La prima visita è sempre un momento delicato.
Lo è per la persona che la affronta perché, se anche all’apparenza sembrerebbe un punto di partenza, quell’istante è già stato preceduto da un cammino fatto di molteplici fasi: la percezione di un disagio, i tentativi di farne fronte, l’accettazione della problematica e la scelta di chiedere una consulenza mirata.
Sedersi in quella stanza è quindi l’apice delle aspettative e uno snodo importante per tracciare i passi successivi.
Al contempo, per il professionista rappresenta forse l’evento chiave di tutto il percorso.
È un incontro impari, nel quale l’asimmetria dei ruoli può avere un impatto rassicurante o respingente.
È un primo passo che prevede di scoprire tutte le carte.
Al termine dell’incontro il nostro interlocutore avrà delineato un’immagine di noi veicolata dalle sue impressioni iniziali: l’impatto visivo della nostra persona e dell’ambiente, la reazione emotiva che il nostro atteggiamento susciterà in lui, la stima del livello di preparazione, evocata da parole e gesti che compiamo.

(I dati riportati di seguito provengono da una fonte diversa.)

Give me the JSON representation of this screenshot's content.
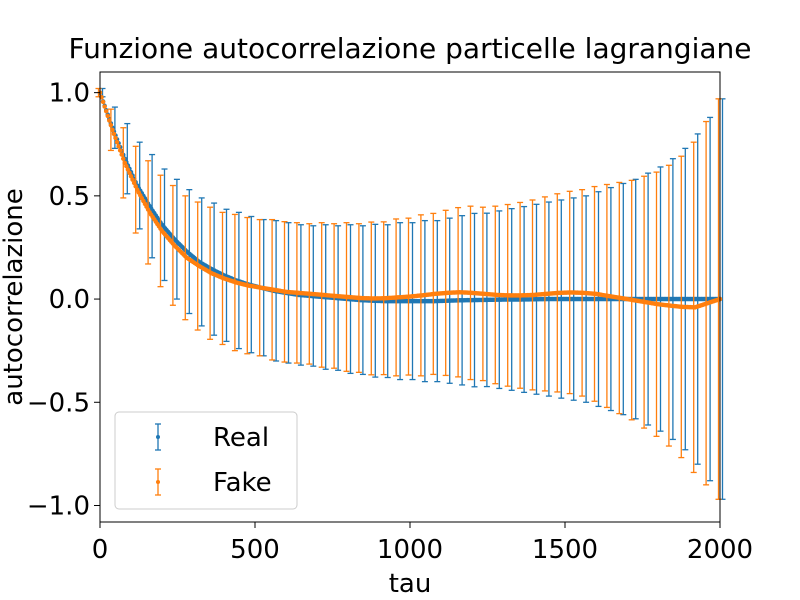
{
  "chart_data": {
    "type": "line",
    "title": "Funzione autocorrelazione particelle lagrangiane",
    "xlabel": "tau",
    "ylabel": "autocorrelazione",
    "xlim": [
      0,
      2000
    ],
    "ylim": [
      -1.08,
      1.1
    ],
    "xticks": [
      0,
      500,
      1000,
      1500,
      2000
    ],
    "xtick_labels": [
      "0",
      "500",
      "1000",
      "1500",
      "2000"
    ],
    "yticks": [
      1.0,
      0.5,
      0.0,
      -0.5,
      -1.0
    ],
    "ytick_labels": [
      "1.0",
      "0.5",
      "0.0",
      "−0.5",
      "−1.0"
    ],
    "grid": false,
    "legend_position": "lower-left",
    "series": [
      {
        "name": "Real",
        "color": "#1f77b4",
        "tau": [
          0,
          40,
          80,
          120,
          160,
          200,
          240,
          280,
          320,
          360,
          400,
          440,
          480,
          520,
          560,
          600,
          640,
          680,
          720,
          760,
          800,
          840,
          880,
          920,
          960,
          1000,
          1040,
          1080,
          1120,
          1160,
          1200,
          1240,
          1280,
          1320,
          1360,
          1400,
          1440,
          1480,
          1520,
          1560,
          1600,
          1640,
          1680,
          1720,
          1760,
          1800,
          1840,
          1880,
          1920,
          1960,
          2000
        ],
        "autocorrelazione": [
          1.0,
          0.83,
          0.68,
          0.55,
          0.45,
          0.36,
          0.29,
          0.23,
          0.18,
          0.145,
          0.115,
          0.09,
          0.07,
          0.055,
          0.04,
          0.03,
          0.02,
          0.015,
          0.01,
          0.005,
          0.0,
          -0.005,
          -0.008,
          -0.01,
          -0.01,
          -0.01,
          -0.01,
          -0.01,
          -0.008,
          -0.006,
          -0.005,
          -0.004,
          -0.003,
          -0.002,
          -0.002,
          -0.001,
          0.0,
          0.0,
          0.0,
          0.0,
          0.0,
          0.0,
          0.0,
          0.0,
          0.0,
          0.0,
          0.0,
          0.0,
          0.0,
          0.0,
          0.0
        ],
        "error": [
          0.02,
          0.1,
          0.17,
          0.21,
          0.25,
          0.27,
          0.29,
          0.3,
          0.31,
          0.32,
          0.32,
          0.33,
          0.33,
          0.33,
          0.34,
          0.34,
          0.34,
          0.34,
          0.35,
          0.35,
          0.36,
          0.36,
          0.37,
          0.37,
          0.38,
          0.38,
          0.39,
          0.39,
          0.4,
          0.41,
          0.42,
          0.42,
          0.43,
          0.44,
          0.45,
          0.46,
          0.47,
          0.48,
          0.49,
          0.5,
          0.52,
          0.54,
          0.56,
          0.58,
          0.61,
          0.64,
          0.68,
          0.73,
          0.8,
          0.88,
          0.97
        ]
      },
      {
        "name": "Fake",
        "color": "#ff7f0e",
        "tau": [
          0,
          40,
          80,
          120,
          160,
          200,
          240,
          280,
          320,
          360,
          400,
          440,
          480,
          520,
          560,
          600,
          640,
          680,
          720,
          760,
          800,
          840,
          880,
          920,
          960,
          1000,
          1040,
          1080,
          1120,
          1160,
          1200,
          1240,
          1280,
          1320,
          1360,
          1400,
          1440,
          1480,
          1520,
          1560,
          1600,
          1640,
          1680,
          1720,
          1760,
          1800,
          1840,
          1880,
          1920,
          1960,
          2000
        ],
        "autocorrelazione": [
          1.0,
          0.82,
          0.66,
          0.53,
          0.42,
          0.33,
          0.26,
          0.2,
          0.16,
          0.125,
          0.1,
          0.08,
          0.065,
          0.055,
          0.045,
          0.035,
          0.03,
          0.025,
          0.02,
          0.015,
          0.01,
          0.005,
          0.003,
          0.004,
          0.008,
          0.012,
          0.018,
          0.025,
          0.03,
          0.033,
          0.03,
          0.025,
          0.02,
          0.018,
          0.018,
          0.02,
          0.025,
          0.03,
          0.032,
          0.03,
          0.025,
          0.015,
          0.005,
          -0.005,
          -0.015,
          -0.025,
          -0.032,
          -0.038,
          -0.04,
          -0.02,
          0.0
        ],
        "error": [
          0.02,
          0.1,
          0.17,
          0.21,
          0.25,
          0.27,
          0.29,
          0.3,
          0.31,
          0.32,
          0.32,
          0.33,
          0.33,
          0.33,
          0.34,
          0.34,
          0.34,
          0.34,
          0.35,
          0.35,
          0.36,
          0.36,
          0.37,
          0.37,
          0.38,
          0.38,
          0.39,
          0.39,
          0.4,
          0.41,
          0.42,
          0.42,
          0.43,
          0.44,
          0.45,
          0.46,
          0.47,
          0.48,
          0.49,
          0.5,
          0.52,
          0.54,
          0.56,
          0.58,
          0.61,
          0.64,
          0.68,
          0.73,
          0.8,
          0.88,
          0.97
        ]
      }
    ]
  }
}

Lo specialista deve essere ben consapevole dell’esame minuzioso al quale è sottoposto, mantenendosi il più possibile naturale ed evitando di farsene troppo influenzare.
Il primo incontro ha grande potere sulla determinazione dei successivi, se ci saranno e con quale spirito verranno affrontati.

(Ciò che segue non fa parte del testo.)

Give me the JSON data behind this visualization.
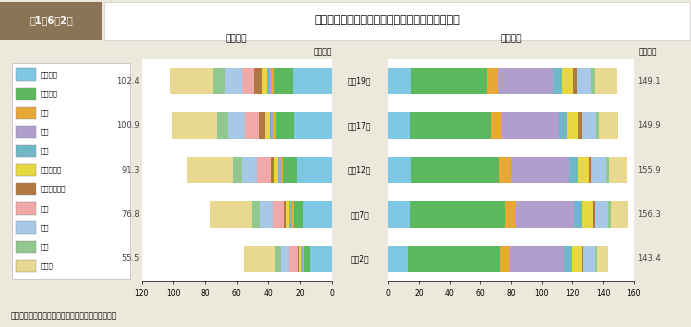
{
  "title_label": "専攻分野別にみた学生数（大学（学部））の推移",
  "header_label": "第1－6－2図",
  "years": [
    "平成2年",
    "平成7年",
    "平成12年",
    "平成17年",
    "平成19年"
  ],
  "female_totals": [
    55.5,
    76.8,
    91.3,
    100.9,
    102.4
  ],
  "male_totals": [
    143.4,
    156.3,
    155.9,
    149.9,
    149.1
  ],
  "categories": [
    "人文科学",
    "社会科学",
    "理学",
    "工学",
    "農学",
    "医学・歯学",
    "その他の保健",
    "家政",
    "教育",
    "芸術",
    "その他"
  ],
  "colors": [
    "#7ec8e3",
    "#5cb85c",
    "#e8a838",
    "#b09fcc",
    "#70b8c8",
    "#e8d840",
    "#b07840",
    "#f0a8a8",
    "#a8c8e8",
    "#90c890",
    "#e8d890"
  ],
  "female_data": [
    [
      14.0,
      3.5,
      0.8,
      0.5,
      0.5,
      1.5,
      0.5,
      5.5,
      5.5,
      3.5,
      19.7
    ],
    [
      18.0,
      6.0,
      1.2,
      0.8,
      0.8,
      2.0,
      1.0,
      7.5,
      8.0,
      5.0,
      26.5
    ],
    [
      22.0,
      8.5,
      1.5,
      1.0,
      1.0,
      2.5,
      2.0,
      8.5,
      9.5,
      6.0,
      28.8
    ],
    [
      24.0,
      11.0,
      1.8,
      1.2,
      1.2,
      3.0,
      4.0,
      8.5,
      10.5,
      7.0,
      28.7
    ],
    [
      24.5,
      12.0,
      1.8,
      1.3,
      1.2,
      3.0,
      5.0,
      8.0,
      10.5,
      7.5,
      27.6
    ]
  ],
  "male_data": [
    [
      13.0,
      60.0,
      6.5,
      35.0,
      5.0,
      6.5,
      1.0,
      0.2,
      7.5,
      1.5,
      7.2
    ],
    [
      14.0,
      62.0,
      7.0,
      38.0,
      5.5,
      7.0,
      1.2,
      0.2,
      8.5,
      2.0,
      10.9
    ],
    [
      14.5,
      58.0,
      7.5,
      38.0,
      5.5,
      7.5,
      1.5,
      0.2,
      9.0,
      2.5,
      11.7
    ],
    [
      14.0,
      53.0,
      7.0,
      37.0,
      5.5,
      7.5,
      2.0,
      0.2,
      9.0,
      2.5,
      12.2
    ],
    [
      14.5,
      50.0,
      7.0,
      36.0,
      5.5,
      7.5,
      2.5,
      0.2,
      9.0,
      2.5,
      14.4
    ]
  ],
  "note": "（備考）　文部科学省「学校基本調査」より作成。",
  "bg_color": "#ede8dc",
  "header_bg": "#8B7355",
  "female_label": "〈女性〉",
  "male_label": "〈男性〉",
  "unit_label": "（万人）"
}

Certo, è sempre possibile corregge il tiro, ma molto più proficuo partire subito con il passo giusto.
L’esperienza mi ha insegnato che pochi e semplici elementi possono facilitare l’instaurarsi di una relazione terapeutica positiva: la gentilezza, accompagnata dal sorriso, la predisposizione all’ascolto, la pazienza e la chiarezza.
Ci sarà tempo per riempire ogni casellina dell’anamnesi e per svolgere tutte le prove diagnostiche necessarie. Avremo altre occasioni per specificare quel dettaglio.

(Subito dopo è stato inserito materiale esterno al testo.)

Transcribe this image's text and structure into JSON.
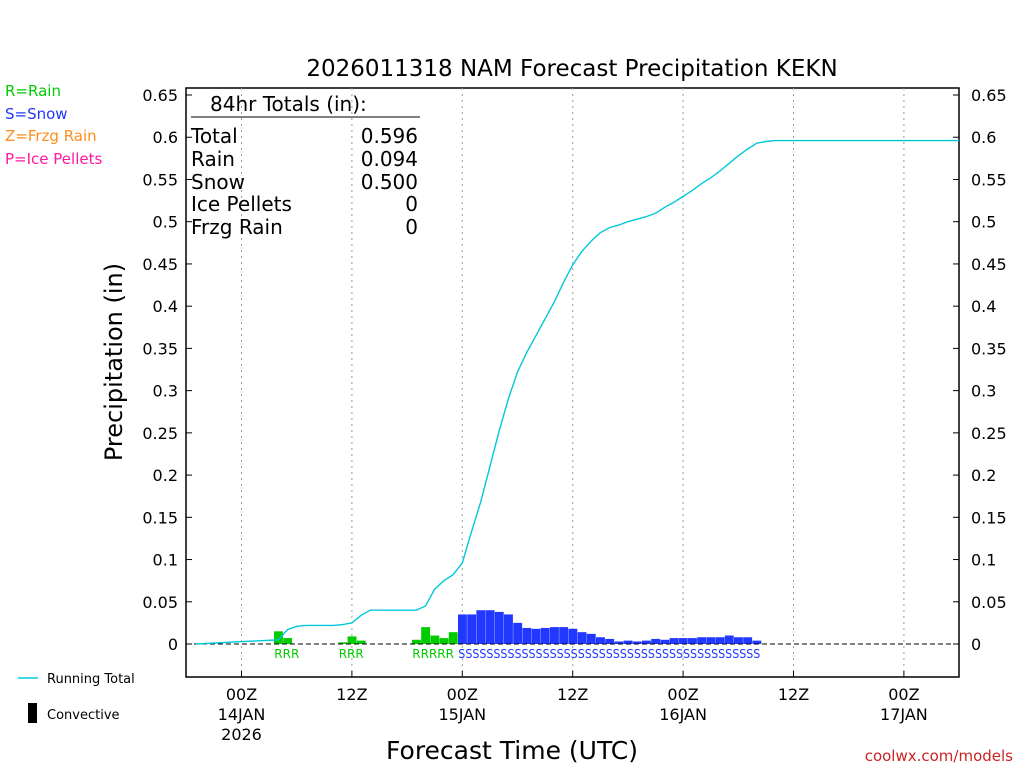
{
  "chart_data": {
    "type": "bar+line",
    "title": "2026011318 NAM Forecast Precipitation KEKN",
    "ylabel": "Precipitation (in)",
    "xlabel": "Forecast Time (UTC)",
    "ylim": [
      -0.04,
      0.66
    ],
    "xlim_hours": [
      -6,
      78
    ],
    "y_ticks": [
      "0.65",
      "0.6",
      "0.55",
      "0.5",
      "0.45",
      "0.4",
      "0.35",
      "0.3",
      "0.25",
      "0.2",
      "0.15",
      "0.1",
      "0.05",
      "0"
    ],
    "x_ticks": [
      {
        "hour": 0,
        "label": "00Z",
        "sub1": "14JAN",
        "sub2": "2026"
      },
      {
        "hour": 12,
        "label": "12Z",
        "sub1": "",
        "sub2": ""
      },
      {
        "hour": 24,
        "label": "00Z",
        "sub1": "15JAN",
        "sub2": ""
      },
      {
        "hour": 36,
        "label": "12Z",
        "sub1": "",
        "sub2": ""
      },
      {
        "hour": 48,
        "label": "00Z",
        "sub1": "16JAN",
        "sub2": ""
      },
      {
        "hour": 60,
        "label": "12Z",
        "sub1": "",
        "sub2": ""
      },
      {
        "hour": 72,
        "label": "00Z",
        "sub1": "17JAN",
        "sub2": ""
      }
    ],
    "legend_types": [
      {
        "code": "R",
        "label": "R=Rain",
        "color": "#00cc00"
      },
      {
        "code": "S",
        "label": "S=Snow",
        "color": "#2038ff"
      },
      {
        "code": "Z",
        "label": "Z=Frzg Rain",
        "color": "#ff8c1a"
      },
      {
        "code": "P",
        "label": "P=Ice Pellets",
        "color": "#ff1aa0"
      }
    ],
    "legend_lines": {
      "running_total": "Running Total",
      "convective": "Convective",
      "running_color": "#00c8d8"
    },
    "totals_box": {
      "header": "84hr Totals (in):",
      "rows": [
        {
          "label": "Total",
          "value": "0.596"
        },
        {
          "label": "Rain",
          "value": "0.094"
        },
        {
          "label": "Snow",
          "value": "0.500"
        },
        {
          "label": "Ice Pellets",
          "value": "0"
        },
        {
          "label": "Frzg Rain",
          "value": "0"
        }
      ]
    },
    "hourly_bars": [
      {
        "hour": 4,
        "value": 0.015,
        "type": "R"
      },
      {
        "hour": 5,
        "value": 0.007,
        "type": "R"
      },
      {
        "hour": 6,
        "value": 0.0,
        "type": "R"
      },
      {
        "hour": 11,
        "value": 0.002,
        "type": "R"
      },
      {
        "hour": 12,
        "value": 0.009,
        "type": "R"
      },
      {
        "hour": 13,
        "value": 0.004,
        "type": "R"
      },
      {
        "hour": 19,
        "value": 0.005,
        "type": "R"
      },
      {
        "hour": 20,
        "value": 0.02,
        "type": "R"
      },
      {
        "hour": 21,
        "value": 0.01,
        "type": "R"
      },
      {
        "hour": 22,
        "value": 0.007,
        "type": "R"
      },
      {
        "hour": 23,
        "value": 0.014,
        "type": "R"
      },
      {
        "hour": 24,
        "value": 0.035,
        "type": "S"
      },
      {
        "hour": 25,
        "value": 0.035,
        "type": "S"
      },
      {
        "hour": 26,
        "value": 0.04,
        "type": "S"
      },
      {
        "hour": 27,
        "value": 0.04,
        "type": "S"
      },
      {
        "hour": 28,
        "value": 0.038,
        "type": "S"
      },
      {
        "hour": 29,
        "value": 0.035,
        "type": "S"
      },
      {
        "hour": 30,
        "value": 0.025,
        "type": "S"
      },
      {
        "hour": 31,
        "value": 0.019,
        "type": "S"
      },
      {
        "hour": 32,
        "value": 0.018,
        "type": "S"
      },
      {
        "hour": 33,
        "value": 0.019,
        "type": "S"
      },
      {
        "hour": 34,
        "value": 0.02,
        "type": "S"
      },
      {
        "hour": 35,
        "value": 0.02,
        "type": "S"
      },
      {
        "hour": 36,
        "value": 0.018,
        "type": "S"
      },
      {
        "hour": 37,
        "value": 0.014,
        "type": "S"
      },
      {
        "hour": 38,
        "value": 0.012,
        "type": "S"
      },
      {
        "hour": 39,
        "value": 0.008,
        "type": "S"
      },
      {
        "hour": 40,
        "value": 0.006,
        "type": "S"
      },
      {
        "hour": 41,
        "value": 0.003,
        "type": "S"
      },
      {
        "hour": 42,
        "value": 0.004,
        "type": "S"
      },
      {
        "hour": 43,
        "value": 0.003,
        "type": "S"
      },
      {
        "hour": 44,
        "value": 0.004,
        "type": "S"
      },
      {
        "hour": 45,
        "value": 0.006,
        "type": "S"
      },
      {
        "hour": 46,
        "value": 0.005,
        "type": "S"
      },
      {
        "hour": 47,
        "value": 0.007,
        "type": "S"
      },
      {
        "hour": 48,
        "value": 0.007,
        "type": "S"
      },
      {
        "hour": 49,
        "value": 0.007,
        "type": "S"
      },
      {
        "hour": 50,
        "value": 0.008,
        "type": "S"
      },
      {
        "hour": 51,
        "value": 0.008,
        "type": "S"
      },
      {
        "hour": 52,
        "value": 0.008,
        "type": "S"
      },
      {
        "hour": 53,
        "value": 0.01,
        "type": "S"
      },
      {
        "hour": 54,
        "value": 0.008,
        "type": "S"
      },
      {
        "hour": 55,
        "value": 0.008,
        "type": "S"
      },
      {
        "hour": 56,
        "value": 0.004,
        "type": "S"
      }
    ],
    "running_total": {
      "x": [
        -5,
        4,
        5,
        6,
        7,
        8,
        9,
        10,
        11,
        12,
        13,
        14,
        15,
        16,
        17,
        18,
        19,
        20,
        21,
        22,
        23,
        24,
        25,
        26,
        27,
        28,
        29,
        30,
        31,
        32,
        33,
        34,
        35,
        36,
        37,
        38,
        39,
        40,
        41,
        42,
        43,
        44,
        45,
        46,
        47,
        48,
        49,
        50,
        51,
        52,
        53,
        54,
        55,
        56,
        57,
        58,
        78
      ],
      "y": [
        0,
        0.005,
        0.017,
        0.021,
        0.022,
        0.022,
        0.022,
        0.022,
        0.023,
        0.025,
        0.034,
        0.04,
        0.04,
        0.04,
        0.04,
        0.04,
        0.04,
        0.045,
        0.065,
        0.075,
        0.082,
        0.096,
        0.133,
        0.168,
        0.21,
        0.252,
        0.29,
        0.322,
        0.345,
        0.365,
        0.385,
        0.405,
        0.428,
        0.449,
        0.465,
        0.477,
        0.487,
        0.493,
        0.496,
        0.5,
        0.503,
        0.506,
        0.51,
        0.517,
        0.523,
        0.53,
        0.537,
        0.545,
        0.552,
        0.56,
        0.569,
        0.578,
        0.586,
        0.593,
        0.595,
        0.596,
        0.596
      ]
    },
    "type_label_strings": {
      "rain_1": "RRR",
      "rain_2": "RRR",
      "rain_3": "RRRRR",
      "snow": "SSSSSSSSSSSSSSSSSSSSSSSSSSSSSSSSSSSSSSSSSSS"
    },
    "watermark": "coolwx.com/models"
  }
}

Sarà prezioso invece accogliere e raccogliere il racconto della persona, ricordandosi di non sostituirla mai alla sua diagnosi. Certo, i sintomi sono importanti, ma sono i vissuti, le difficoltà pratiche e quotidiane che fanno il peso del disturbo, e che costituiscono i fattori che attenuandosi danno misura concreta del processo di guarigione.
Saper porsi in ascolto, utilizzando domande mirate per non perdere il focus dell’incontro, lasciare il giusto tempo per esprimersi, riformulare quanto ci viene raccontato senza aggiunte o interpretazioni personali, rispondere in modo chiaro e puntuale ai quesiti posti, dichiarando apertamente le eventuali lacune quando non siamo in grado di rispondere. E infine esporre in modo semplice e onesto quanto possiamo fare per quella situazione e in quali modalità.
Tutto ciò contribuisce a favorire una collaborazione attiva, una sana motivazione al trattamento, e un approccio sereno all’incontro con l’altro da parte di noi professionisti della cura.